Bisnis.com, JAKARTA – Asosiasi Pertekstilan Indonesia pesimistis bahwa industri garmen akan mendapatkan berkah jelang Ramadhan tahun ini berupa lonjakan utilitas pabrikan. Biasanya utilitas pabrikan akan melonjak ke level 100% pada 2-3 bulan mendekati Ramadhan.
Sekretaris Jenderal API Jawa Barat Rizal Rakhman menduga hal tersebut disebabkan oleh lonjakan impor pakaian jadi pada akhir 2019. Rizal mencatat lonjakan tersebut terjadi pada produk kaos bukan rajutan, kerudung, baju perempuan, dan produk garmen lainnya.
"Belum [kelihatan ada peningkatan permintaan]. Kami indikasikan ini sepertinya [akibat impor]. Saya lupa angkanya [naik] berapa persen, tapi itu nilainya US$40 juta pada Januari-Desember 2019," ujarnya kepada Bisnis akhir pekan lalu.
Dia memprediksi lonjakan permintaan Ramadhan 2020 akan diisi oleh produk impor pakaian jadi. Pasalnya, tidak ada kenaikan volume impor kain.
Rizal menduga lonjakan impor pakaian jadi pada Desember ditujukan untuk mengisi lonjakan permintaan mendekati hari raya Idul Fitri. Untuk mengerem arus impor tersebut, Rizal menyatakan pihaknya sedang mengajukan safeguard terhadap produk pakaian jadi.

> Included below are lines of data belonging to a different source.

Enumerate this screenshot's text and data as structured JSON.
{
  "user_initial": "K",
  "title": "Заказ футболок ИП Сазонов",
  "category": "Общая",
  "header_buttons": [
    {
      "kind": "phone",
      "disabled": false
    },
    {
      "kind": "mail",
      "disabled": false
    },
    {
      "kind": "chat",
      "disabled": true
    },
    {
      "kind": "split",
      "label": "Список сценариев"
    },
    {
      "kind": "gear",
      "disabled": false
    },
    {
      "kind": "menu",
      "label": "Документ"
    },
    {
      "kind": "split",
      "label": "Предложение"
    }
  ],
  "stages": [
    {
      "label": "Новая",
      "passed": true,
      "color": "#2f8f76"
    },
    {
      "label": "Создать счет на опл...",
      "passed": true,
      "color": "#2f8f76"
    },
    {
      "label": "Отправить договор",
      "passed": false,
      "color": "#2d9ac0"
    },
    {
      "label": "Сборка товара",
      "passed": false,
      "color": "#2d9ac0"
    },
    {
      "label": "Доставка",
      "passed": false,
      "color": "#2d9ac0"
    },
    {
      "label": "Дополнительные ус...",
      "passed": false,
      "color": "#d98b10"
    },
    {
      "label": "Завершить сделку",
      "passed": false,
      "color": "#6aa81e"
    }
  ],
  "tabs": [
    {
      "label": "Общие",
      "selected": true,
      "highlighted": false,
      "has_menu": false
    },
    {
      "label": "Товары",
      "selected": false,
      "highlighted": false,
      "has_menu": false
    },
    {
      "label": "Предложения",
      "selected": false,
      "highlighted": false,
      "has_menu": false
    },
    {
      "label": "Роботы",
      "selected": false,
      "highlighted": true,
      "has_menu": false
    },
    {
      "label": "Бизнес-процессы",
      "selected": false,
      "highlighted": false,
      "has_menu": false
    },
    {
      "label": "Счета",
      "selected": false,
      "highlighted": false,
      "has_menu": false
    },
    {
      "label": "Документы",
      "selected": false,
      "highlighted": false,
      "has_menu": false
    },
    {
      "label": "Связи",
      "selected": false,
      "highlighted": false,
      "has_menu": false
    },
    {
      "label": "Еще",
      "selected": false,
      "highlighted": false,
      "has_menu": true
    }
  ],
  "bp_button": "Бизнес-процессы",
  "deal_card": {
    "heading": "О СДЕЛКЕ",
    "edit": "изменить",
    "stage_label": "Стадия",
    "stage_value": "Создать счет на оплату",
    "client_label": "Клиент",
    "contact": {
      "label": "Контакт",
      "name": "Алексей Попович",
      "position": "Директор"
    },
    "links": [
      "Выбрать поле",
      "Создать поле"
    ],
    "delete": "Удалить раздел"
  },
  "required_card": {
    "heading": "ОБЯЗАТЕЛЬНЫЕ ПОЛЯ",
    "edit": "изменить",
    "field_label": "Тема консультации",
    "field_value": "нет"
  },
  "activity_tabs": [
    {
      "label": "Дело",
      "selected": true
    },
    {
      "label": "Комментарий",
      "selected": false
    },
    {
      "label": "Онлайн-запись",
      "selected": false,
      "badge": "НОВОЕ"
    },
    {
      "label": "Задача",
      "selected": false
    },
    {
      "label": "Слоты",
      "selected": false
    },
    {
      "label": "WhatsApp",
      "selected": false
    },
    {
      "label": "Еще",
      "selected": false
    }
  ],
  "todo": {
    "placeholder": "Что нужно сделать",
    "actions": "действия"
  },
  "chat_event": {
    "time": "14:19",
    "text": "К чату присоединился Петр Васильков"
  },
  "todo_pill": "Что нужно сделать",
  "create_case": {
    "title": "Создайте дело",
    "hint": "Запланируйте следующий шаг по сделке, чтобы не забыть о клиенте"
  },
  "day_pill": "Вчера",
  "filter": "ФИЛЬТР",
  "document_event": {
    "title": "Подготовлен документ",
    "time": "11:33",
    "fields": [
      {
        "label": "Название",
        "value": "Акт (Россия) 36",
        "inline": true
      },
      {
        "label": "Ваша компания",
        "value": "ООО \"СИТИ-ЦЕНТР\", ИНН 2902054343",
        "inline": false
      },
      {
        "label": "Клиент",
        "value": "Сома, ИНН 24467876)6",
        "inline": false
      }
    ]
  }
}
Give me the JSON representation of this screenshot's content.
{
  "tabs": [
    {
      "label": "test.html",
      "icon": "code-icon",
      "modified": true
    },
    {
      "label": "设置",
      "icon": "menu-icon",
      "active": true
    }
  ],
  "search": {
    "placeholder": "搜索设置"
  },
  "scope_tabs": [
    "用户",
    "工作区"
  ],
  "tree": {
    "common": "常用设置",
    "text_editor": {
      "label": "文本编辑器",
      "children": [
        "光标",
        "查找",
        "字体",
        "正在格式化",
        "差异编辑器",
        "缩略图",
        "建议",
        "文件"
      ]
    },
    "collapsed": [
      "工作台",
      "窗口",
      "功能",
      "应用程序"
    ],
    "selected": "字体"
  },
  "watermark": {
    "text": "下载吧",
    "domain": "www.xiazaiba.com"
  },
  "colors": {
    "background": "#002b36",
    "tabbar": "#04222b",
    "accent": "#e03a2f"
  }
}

Selain itu, dia mengungkapkan pihaknya juga akan melakukan implementasi tindakan non-tarif. Adapun, beberapa tindakan yang sedang diusahakan adalah pemindahan pelabuhan impor.
Baca Juga
Dia menilai penerapan standar nasional Indonesia (SNI) akan memakan waktu lama untuk pengesahannya. Rizal menyatakan perlu tindakan taktis dan cepat untuk menyelamatkan industri garmen pada tahun ini.
"Pindahin [pelabuhan impor] yang jauh, [seperti] di Papua atau Timika. [Kami akan melakukan tindakan] yang taktis sebelum lebaran sambil safeguard paralel dilakukan," jelasnya.
Rizal mengatakan lonjakan impor pakaian jadi pada akhir 2019 akan berdampak pada pertumbuhan kuartal I/2020 dan sepanjang 2020. Selain itu, menurun atau berhentinya pabrikan kain di China akibat virus corona juga akan berkontribusi dalam revisi pertumbuhan industri garmen 2020.
Sementara itu, saat ini produk kain lokal telah dilindungi dengan bea masuk tindakan perlindungan sementara (BMPTS). Meskipun demikian, dia mengungkapkan kain impor dari China tetap lebih murah karena sebelum BMPTS harga kain China lebih rendah hingga 20% dari kain lokal.